Em meados de outubro, o Departamento de Justiça dos Estados Unidos acusou Chen Zhi de dirigir empresas no Camboja, responsáveis por fraudes que roubaram bilhões de dólares em criptomoedas, de vítimas de todo o mundo.
O Departamento do Tesouro americano confiscou cerca de US$ 14 bilhões (cerca de R$ 75,5 bilhões) em bitcoins que estariam vinculados a Chen Zhi. O órgão também afirma que este é o maior confisco de criptomoedas já realizado até hoje.
A empresa Cambodian Prince Group, de sua propriedade, descreve Chen Zhi no seu website como "empresário respeitado e renomado filantropo", cuja "visão e liderança transformaram o Grupo Prince em um líder empresarial no Camboja, que respeita os padrões internacionais".
A BBC entrou em contato com o Grupo Prince, solicitando comentários a respeito.
Mas o que sabemos sobre Chen Zhi, a misteriosa figura acusada de dirigir um império de fraudes?
Ascensão surpreendente
Criado na província de Fujian, no sudeste da China, Chen Zhi começou com uma pequena empresa de jogos via internet.
Aparentemente, a empreitada teve pouco sucesso e ele se mudou para o Camboja no final de 2010 ou em 2011. Ali, ele começou a trabalhar no florescente setor imobiliário do país.
Sua chegada coincidiu com o início de uma explosão imobiliária especulativa no Camboja. Ela foi impulsionada pela disponibilidade de grandes extensões de terras desapropriadas por figuras poderosas, com conexões políticas, e por uma avalanche de entrada de capital chinês.

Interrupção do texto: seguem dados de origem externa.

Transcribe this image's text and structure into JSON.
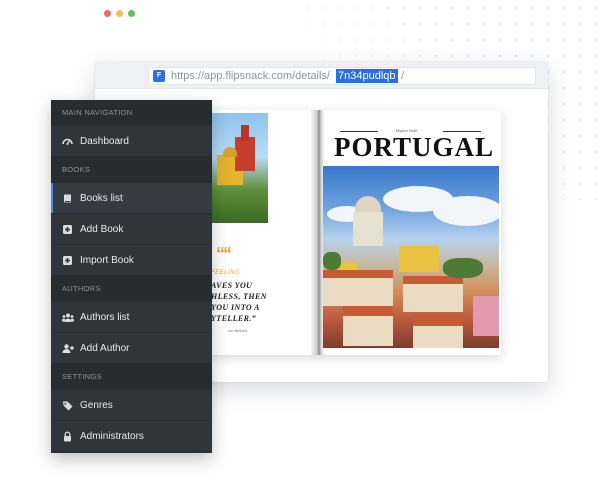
{
  "browser": {
    "url_prefix": "https://app.flipsnack.com/details/",
    "url_id": "7n34pudlqb",
    "url_suffix": "/"
  },
  "book": {
    "quote_label": "FEELING",
    "quote_lines": [
      "AVES YOU",
      "HLESS, THEN",
      "YOU INTO A",
      "YTELLER.”"
    ],
    "quote_author": "nin Bellulia",
    "cover_kicker": "Mysun Note",
    "cover_title": "PORTUGAL"
  },
  "sidebar": {
    "sections": [
      {
        "title": "MAIN NAVIGATION",
        "items": [
          {
            "label": "Dashboard",
            "icon": "dashboard-icon",
            "active": false
          }
        ]
      },
      {
        "title": "BOOKS",
        "items": [
          {
            "label": "Books list",
            "icon": "book-icon",
            "active": true
          },
          {
            "label": "Add Book",
            "icon": "plus-square-icon",
            "active": false
          },
          {
            "label": "Import Book",
            "icon": "plus-square-icon",
            "active": false
          }
        ]
      },
      {
        "title": "AUTHORS",
        "items": [
          {
            "label": "Authors list",
            "icon": "users-icon",
            "active": false
          },
          {
            "label": "Add Author",
            "icon": "user-plus-icon",
            "active": false
          }
        ]
      },
      {
        "title": "SETTINGS",
        "items": [
          {
            "label": "Genres",
            "icon": "tags-icon",
            "active": false
          },
          {
            "label": "Administrators",
            "icon": "lock-icon",
            "active": false
          }
        ]
      }
    ]
  }
}
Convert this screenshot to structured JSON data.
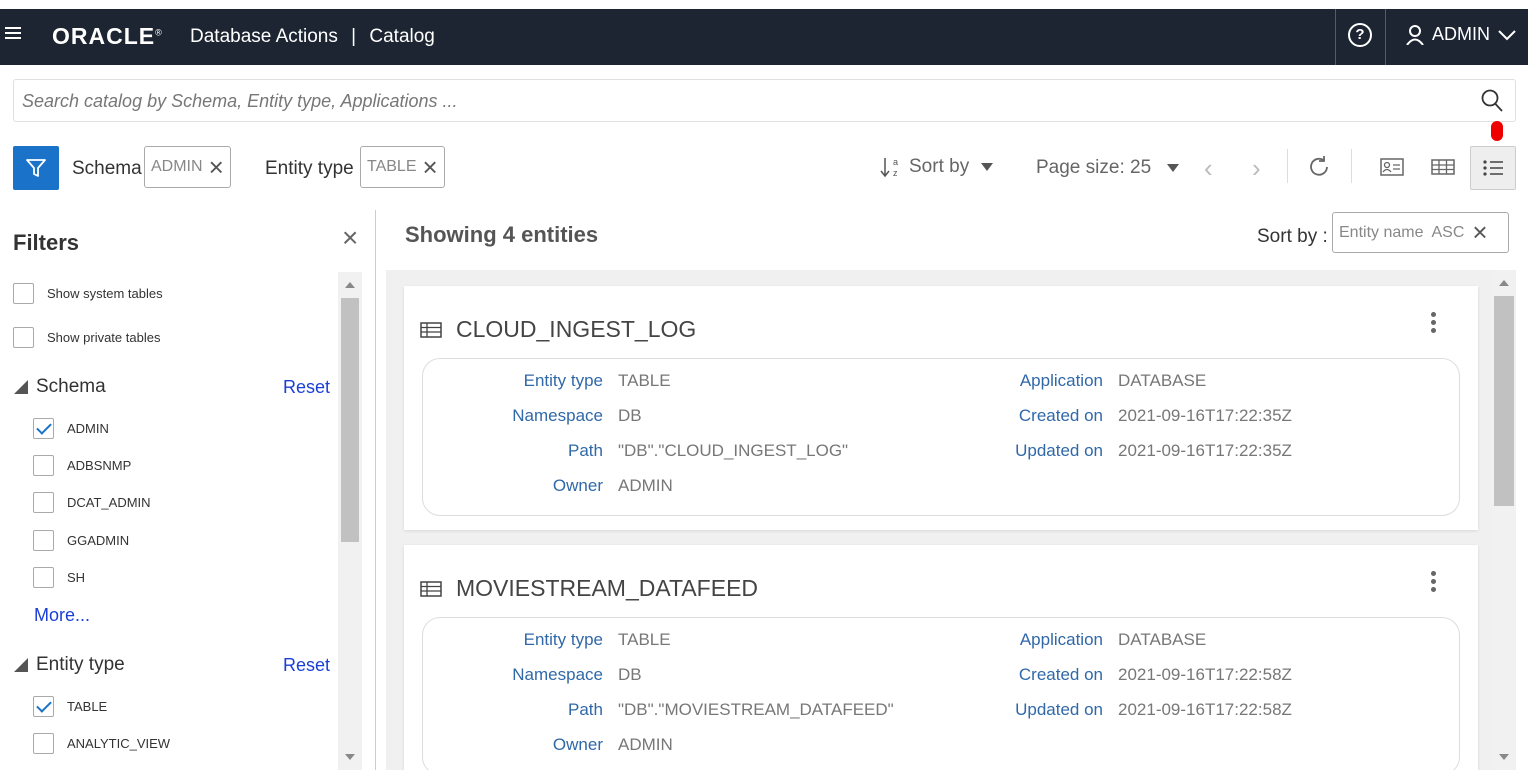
{
  "header": {
    "logo": "ORACLE",
    "app_title": "Database Actions",
    "separator": "|",
    "page": "Catalog",
    "help_symbol": "?",
    "user": "ADMIN"
  },
  "search": {
    "placeholder": "Search catalog by Schema, Entity type, Applications ..."
  },
  "toolbar": {
    "schema_label": "Schema",
    "schema_value": "ADMIN",
    "entity_type_label": "Entity type",
    "entity_type_value": "TABLE",
    "sort_by": "Sort by",
    "page_size": "Page size: 25",
    "prev_symbol": "‹",
    "next_symbol": "›",
    "close_symbol": "×"
  },
  "sidebar": {
    "title": "Filters",
    "show_system_tables": "Show system tables",
    "show_private_tables": "Show private tables",
    "schema_section": "Schema",
    "reset": "Reset",
    "schemas": [
      {
        "label": "ADMIN",
        "checked": true
      },
      {
        "label": "ADBSNMP",
        "checked": false
      },
      {
        "label": "DCAT_ADMIN",
        "checked": false
      },
      {
        "label": "GGADMIN",
        "checked": false
      },
      {
        "label": "SH",
        "checked": false
      }
    ],
    "more": "More...",
    "entity_type_section": "Entity type",
    "entity_types": [
      {
        "label": "TABLE",
        "checked": true
      },
      {
        "label": "ANALYTIC_VIEW",
        "checked": false
      }
    ]
  },
  "main": {
    "showing": "Showing 4 entities",
    "sort_by_label": "Sort by :",
    "sort_chip": "Entity name  ASC",
    "labels": {
      "entity_type": "Entity type",
      "namespace": "Namespace",
      "path": "Path",
      "owner": "Owner",
      "application": "Application",
      "created_on": "Created on",
      "updated_on": "Updated on"
    },
    "entities": [
      {
        "name": "CLOUD_INGEST_LOG",
        "entity_type": "TABLE",
        "namespace": "DB",
        "path": "\"DB\".\"CLOUD_INGEST_LOG\"",
        "owner": "ADMIN",
        "application": "DATABASE",
        "created_on": "2021-09-16T17:22:35Z",
        "updated_on": "2021-09-16T17:22:35Z"
      },
      {
        "name": "MOVIESTREAM_DATAFEED",
        "entity_type": "TABLE",
        "namespace": "DB",
        "path": "\"DB\".\"MOVIESTREAM_DATAFEED\"",
        "owner": "ADMIN",
        "application": "DATABASE",
        "created_on": "2021-09-16T17:22:58Z",
        "updated_on": "2021-09-16T17:22:58Z"
      }
    ]
  },
  "colors": {
    "header_bg": "#1c2531",
    "accent": "#1a73c8",
    "link": "#1a3fd6",
    "label": "#3068a8"
  }
}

Parte deste capital se destinava ao ponto final da Iniciativa Cinturão e Rota — a Nova Rota da Seda, do presidente chinês Xi Jinping, criada para exportar infraestrutura de fabricação chinesa.
Havia também investidores chineses individuais, buscando alternativas mais acessíveis para o superaquecido mercado imobiliário da China. E o número de turistas chineses que visitavam o Camboja também aumentou rapidamente naquela época.
Com tudo isso, o horizonte da capital cambojana, Phnom Penh, mudou drasticamente. Sua paisagem urbana característica, de construções baixas e mansões coloniais francesas de cor mostarda, se transformou em mais uma floresta asiática de arranha-céus de aço e vidro.
A transformação de Sihanoukville, antes um pequeno e tranquilo balneário no sul do país, foi ainda mais radical.
Para ali, além dos turistas chineses e especuladores imobiliários, passaram também a se dirigir jogadores, já que o jogo é ilegal na China.
Surgiram novos cassinos, portentosos hotéis de luxo e blocos de apartamentos. Havia muito dinheiro para ganhar naquele local.
Ainda assim, a trajetória de Chen Zhi foi surpreendente.
Em 2014, ele se naturalizou cambojano, renunciando à sua nacionalidade chinesa. Esta decisão permitiu que ele comprasse terrenos no seu próprio nome no Camboja, mas exigiu um investimento mínimo ou doação de US$ 250 mil (cerca de R$ 1,35 milhão) ao governo do país.
Nunca se soube ao certo de onde vinha o dinheiro de Chen Zhi.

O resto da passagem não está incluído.